Stepwise Discriminant Analysis Options

Use this to select the output to be generated by a stepwise discriminant analysis, and options used in the analysis.

Display

Specifies which items of output are to be displayed in the Output window.

Summary	Summary of the model fitted and options used.
Steps In criterion	The criterion value for adding each term at each step of selecting the model. The values in the table will be displayed as a + or – if that term has already been added to or dropped from the model.
Error rate	The validation error rate (proportion of the units that were incorrectly allocated) for the final model.
Specificity for each group	The specificity, proportion of the group that were correctly allocated, for each group for the final model.
Discriminant analysis of selected model	The output from the discriminant analysis for the final selected model.
Monitoring	The individual values of the criteria for each model tried .

Graphics

Specifies which graphical outputs are to be produced by the analysis.

Steps in model criterion	Draws a plot of the optimal criterion value at each step versus the number of terms in the model
Validation error rate	Draws a plot of the error rate (proportion of the units that were incorrectly allocated) estimated by the validation method (cross-validation, bootstrap, jackknife etc) at each step versus the number of terms in the model
Specificity by group	Draws a plot of the specificity (proportion of the group that were correctly allocated) at each step for each group versus the number of terms in the model
Discrimination plot	Draws a discrimination plot given by the X Root and Y Root boxes. You can specify to display the means, mean labels, unit scores, group polygons enclosing units and 95% confidence circles around the group means.

Selection criterion

Wilks’ Lambda	Uses the ratio of the determinant of the within-group sums of squares and products to the determinants of the total sums of squares and products
Cross-validation error rate	Uses the cross-validation error rate where one group of the data is left out at a time. The number of groups is specified below, and units are randomly allocated to groups.
Bootstrap error rate	Uses the bootstrap error rate where the observations are resampled and the omitted units are predicted.
Leave one out (jackknife) error rate	Uses the cross-validation error rate where one unit is left out at a time and predicted from the other units.

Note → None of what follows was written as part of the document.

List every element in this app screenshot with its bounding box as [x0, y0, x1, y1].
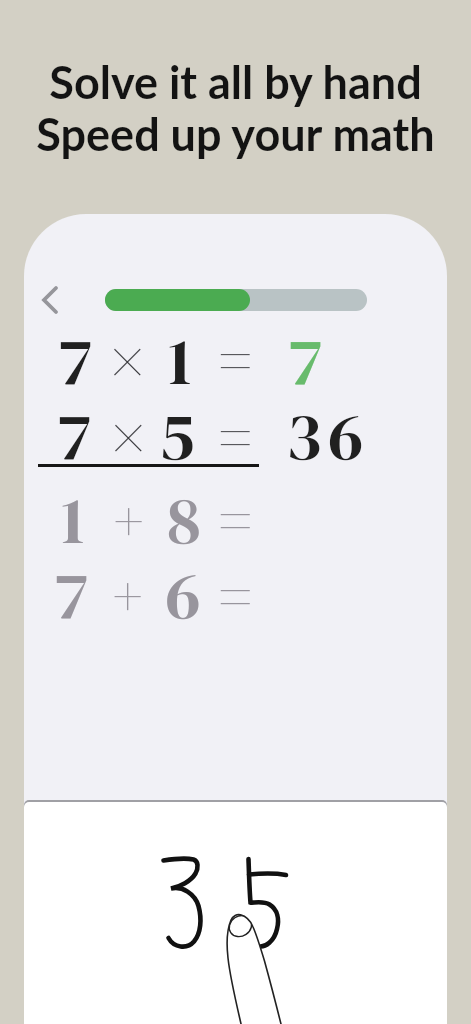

Number of simulations for criterion

For the cross-validation or bootstrap criterion, this gives the number of times the resampling will be performed to generate the criterion. Increasing this will slow the analysis down.

Model choice

How the final number of variates selected for the model will be chosen.

Number selected	Uses the model corresponding to the specified number of steps.
Optimal	Uses the model with the minimum validation error.

Error rate method

Raw prediction	Uses the error rate from the full training set. This will always be an under estimate for the true future error rate, as the model has been optimized for this data set
Cross-validation	Uses the cross-validation error rate where one group of the data is left out at a time. The number of groups is specified below, and units are randomly allocated to groups.
Bootstrap	Uses the bootstrap error rate where the observations are resampled and the omitted units are predicted.
Leave one out (jackknife)	Uses the cross-validation error rate where one unit is left out at a time and predicted from the other units.
None	Do not estimate the error rate.

Number of cross-validation groups

For the cross-validation, this gives the number of groups the data will be allocated to. Each group is then left out of the analysis and predicted from the remaining groups. On each simulation the units are randomly assigned to groups.

Number of simulations

For the cross-validation or bootstrap validation error rates, this gives the number of times the resampling will be performed to estimate the error rate. Increasing this will slow the analysis down.

Seed

This gives a seed to initialize the random number generation used for bootstrapping and cross-validation. Using zero initializes this from the computer’s clock, but specifying an nonzero value gives a repeatable analysis.